Niels Swinkels on October 6, 2015
Composer Ted Hearne Photo: Nathan Lee Bush

Wherever he may be, composer Piotr Ilyich Tchaikovsky must be grimacing every time an audience falls for the faux ending of his Sixth Symphony in B Minor, the “Pathétique,” by clapping after the third of its four movements. It happened again last Friday, October 2, at Davies Symphony Hall, with Michael Tilson Thomas conducting the San Francisco Symphony.

The confusion is understandable: Both the gloomy opening Adagio and the crippled waltz that is the second movement of the Pathétique end in dark quietude. But the upbeat third movement is a propulsive, rousing march which goes out on a very satisfying brassy climax. It almost invariably draws applause.

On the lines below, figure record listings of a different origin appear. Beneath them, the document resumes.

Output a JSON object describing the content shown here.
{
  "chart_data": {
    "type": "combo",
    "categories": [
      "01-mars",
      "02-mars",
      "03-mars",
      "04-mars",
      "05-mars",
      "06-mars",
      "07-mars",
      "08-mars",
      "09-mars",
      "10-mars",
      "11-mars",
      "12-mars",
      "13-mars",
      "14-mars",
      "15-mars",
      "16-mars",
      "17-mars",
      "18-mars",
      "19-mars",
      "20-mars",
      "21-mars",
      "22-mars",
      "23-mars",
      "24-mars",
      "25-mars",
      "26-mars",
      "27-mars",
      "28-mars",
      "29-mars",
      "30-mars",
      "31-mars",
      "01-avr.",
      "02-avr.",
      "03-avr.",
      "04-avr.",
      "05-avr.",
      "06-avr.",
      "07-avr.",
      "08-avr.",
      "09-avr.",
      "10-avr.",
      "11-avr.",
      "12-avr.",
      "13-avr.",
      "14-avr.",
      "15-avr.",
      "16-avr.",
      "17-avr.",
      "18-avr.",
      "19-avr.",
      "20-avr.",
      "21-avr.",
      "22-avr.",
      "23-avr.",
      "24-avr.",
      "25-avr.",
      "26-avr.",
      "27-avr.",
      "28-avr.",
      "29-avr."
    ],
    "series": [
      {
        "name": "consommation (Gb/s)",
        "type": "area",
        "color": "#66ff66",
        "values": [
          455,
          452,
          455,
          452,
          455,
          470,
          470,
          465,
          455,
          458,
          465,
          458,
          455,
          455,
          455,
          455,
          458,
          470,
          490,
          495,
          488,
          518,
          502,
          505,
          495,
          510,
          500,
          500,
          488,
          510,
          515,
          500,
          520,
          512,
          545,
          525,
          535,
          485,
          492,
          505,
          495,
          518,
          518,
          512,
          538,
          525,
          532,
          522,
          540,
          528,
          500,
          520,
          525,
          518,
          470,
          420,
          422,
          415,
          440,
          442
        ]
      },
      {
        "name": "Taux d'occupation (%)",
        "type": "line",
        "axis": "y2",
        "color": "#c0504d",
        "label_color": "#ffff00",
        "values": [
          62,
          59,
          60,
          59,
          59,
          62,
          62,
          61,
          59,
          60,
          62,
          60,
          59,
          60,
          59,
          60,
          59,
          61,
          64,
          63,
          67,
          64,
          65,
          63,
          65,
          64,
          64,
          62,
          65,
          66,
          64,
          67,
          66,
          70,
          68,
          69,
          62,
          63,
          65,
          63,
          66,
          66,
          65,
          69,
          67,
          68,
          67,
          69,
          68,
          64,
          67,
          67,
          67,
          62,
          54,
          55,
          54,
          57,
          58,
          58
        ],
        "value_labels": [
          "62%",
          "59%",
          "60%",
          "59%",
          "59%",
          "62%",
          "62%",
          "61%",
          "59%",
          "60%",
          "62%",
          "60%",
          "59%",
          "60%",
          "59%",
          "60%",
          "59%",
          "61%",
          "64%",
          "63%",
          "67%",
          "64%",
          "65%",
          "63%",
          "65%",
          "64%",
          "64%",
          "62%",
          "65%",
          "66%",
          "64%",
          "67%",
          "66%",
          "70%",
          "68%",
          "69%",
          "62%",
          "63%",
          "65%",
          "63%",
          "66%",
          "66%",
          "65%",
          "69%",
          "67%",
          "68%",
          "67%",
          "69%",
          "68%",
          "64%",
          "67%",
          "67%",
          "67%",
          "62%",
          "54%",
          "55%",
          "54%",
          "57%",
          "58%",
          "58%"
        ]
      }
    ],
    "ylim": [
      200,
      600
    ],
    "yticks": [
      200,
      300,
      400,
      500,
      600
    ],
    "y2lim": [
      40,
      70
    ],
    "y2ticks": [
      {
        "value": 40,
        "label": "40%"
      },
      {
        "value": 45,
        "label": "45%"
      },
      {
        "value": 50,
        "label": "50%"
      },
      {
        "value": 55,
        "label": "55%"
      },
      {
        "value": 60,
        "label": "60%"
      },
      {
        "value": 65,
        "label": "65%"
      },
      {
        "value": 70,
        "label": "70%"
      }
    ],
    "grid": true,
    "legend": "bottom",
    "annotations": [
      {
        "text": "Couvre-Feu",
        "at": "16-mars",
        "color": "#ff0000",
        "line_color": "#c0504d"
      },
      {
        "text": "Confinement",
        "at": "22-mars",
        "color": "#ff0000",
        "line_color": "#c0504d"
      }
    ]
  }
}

And then Tchaikovsky hits the listeners over the head with the Pathétique’s real finale: an Adagio Lamentoso that is a highly personal statement of profound sadness and pain, which ends with a pulsating heartbeat in the double basses that fades away into nothingness.

For MTT, who conducted the piece with the score unopened, and the members of the S.F. Symphony, the Pathétique is familiar terrain. They took Tchaikovsky’s emotional account and carefully worked it to its full, gut-wrenching effect with beautiful solo and ensemble work from the brass and woodwinds.

The Pathétique concluded a concert that opened with the West Coast premiere of Dispatches, a composition by American composer Ted Hearne (b. 1982), co-commissioned by SFS and the New World Symphony (NWS) in Miami, MTT’s other orchestra, of which he is founder and artistic director. Dispatches was led by 25-year-old German conductor Christian Reif, who recently concluded his first season as Conducting Fellow at the NWS and made his SFS debut with these performances.

As he yielded the baton to Reif, MTT called Dispatches an “extraordinary … stream of consciousness concerto for orchestra which goes through many different styles.” Hearne himself says that Dispatches is about bringing the sounds of the outside world into the space of the concert hall and calls it “a good piece for someone who wants to see the orchestra strut their stuff.”

Soprano Susanna Phillips

There is very little to add to these statements. Hearne created a lot of stuff for the orchestra to strut, in his sonically colorful, richly textured composition. But the piece was all about sound and sound experiment, rather than about melody and emotion. Hearne introduces feedback, amp noise, and distortion by adding an electric guitar and bass guitar to the orchestra, and his musical themes are short, mostly percussive snippets that break up, dissolve, and organically grow and shrink.

Unlike Dispatches, Samuel Barber’s Knoxville: Summer of 1915 for soprano and orchestra is all about melody and emotion. With a text by American writer James Agee, this “lyric rhapsody” describes an idyllic summer evening in the South as remembered by a child who is about to fall asleep amidst the sounds of grown-ups, sitting on their porches and talking while a streetcar passes with clanging bells.

Soprano Susanna Phillips, who was born and raised in Alabama, has a strong connection with the imagery in Knoxville from her own memories of Southern summer evenings, and it showed. As if from personal experience and enunciating beautifully, she casually ‘narrated’ Agee’s gently meandering prose over Barber’s lush and evocative orchestral colors, with her soothing and graceful voice. It was absolutely lovely.